Верхняя часть моего резервуара покрыта тонкой пленкой цвета слоновой кости, прилегающей к гладкому металлу. Я вижу свое отражение. У меня ужасающий вид, волосы из ноздрей трепещут на безносом лице, правую щеку украшает зеленая опухоль. Какой красивый дьявол! Я улыбаюсь, обнажая тройной ряд гнилых зубов, новые белые резцы возникают среди них, подобно заостренному частоколу на поле желтых поганок. Я жду освобождения. Проклятый резервуар такой маленький, он слишком похож на гроб. Я похоронен заживо, и страх тяжело наваливается на меня. Они меня не любят. А что, если они оставят меня здесь, я задохнусь и умру?

— Прочь отсюда! — шепчу я, но никто меня не слышит.

Наконец крышка открывается, и появляются санитары — Рафаэль и Слим. Крупные сильные парни, расплывчатые белые великаны с флажками, вышитыми на нагрудных кармашках униформы. Я не могу сфокусировать взгляд на лицах. Большую часть времени мои глаза плохо видят, в особенности сразу после возвращения. Впрочем, я знаю, что более смуглый носит имя Раф, именно он протягивает руку и отстегивает трубки телеметрии, пока Слим делает мне укол. А-а-ах.

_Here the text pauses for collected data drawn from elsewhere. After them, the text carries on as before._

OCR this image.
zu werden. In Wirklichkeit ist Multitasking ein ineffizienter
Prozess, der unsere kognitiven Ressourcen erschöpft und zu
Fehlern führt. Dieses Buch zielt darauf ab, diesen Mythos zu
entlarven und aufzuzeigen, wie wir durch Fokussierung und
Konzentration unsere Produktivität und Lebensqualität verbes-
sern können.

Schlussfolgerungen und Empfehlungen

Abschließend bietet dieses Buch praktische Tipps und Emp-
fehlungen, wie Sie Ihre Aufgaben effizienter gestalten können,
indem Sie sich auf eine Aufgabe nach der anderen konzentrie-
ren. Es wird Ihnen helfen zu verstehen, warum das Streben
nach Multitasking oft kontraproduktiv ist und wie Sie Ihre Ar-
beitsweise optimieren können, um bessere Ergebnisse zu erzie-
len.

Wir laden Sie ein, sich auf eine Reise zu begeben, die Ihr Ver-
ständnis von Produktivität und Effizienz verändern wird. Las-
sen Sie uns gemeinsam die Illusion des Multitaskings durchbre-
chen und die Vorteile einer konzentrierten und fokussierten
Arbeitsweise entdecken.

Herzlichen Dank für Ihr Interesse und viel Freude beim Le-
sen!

Хорошо. Боль слабеет. Я заставляю свои руки вцепиться в края резервуара. Металл кажется странным на ощупь; движение получается неловким, неуверенным, тело вяло подчиняется приказам.

— Почему мне пришлось так долго ждать? — спрашиваю я.

— Чрезвычайные обстоятельства, — отвечает Слим. — Роллинс.

Раздражительный молчаливый тип, я ему не нравлюсь. Чтобы узнать больше, мне придется задавать один вопрос за другим. Но у меня нет сил. Я сосредоточиваюсь на том, чтобы занять сидячее положение. Комната залита ярким бело-голубым флюоресцирующим светом. Мои глаза начинают слезиться — я слишком долго находился в темноте. Возможно, санитары думают, что я плачу от радости возвращения.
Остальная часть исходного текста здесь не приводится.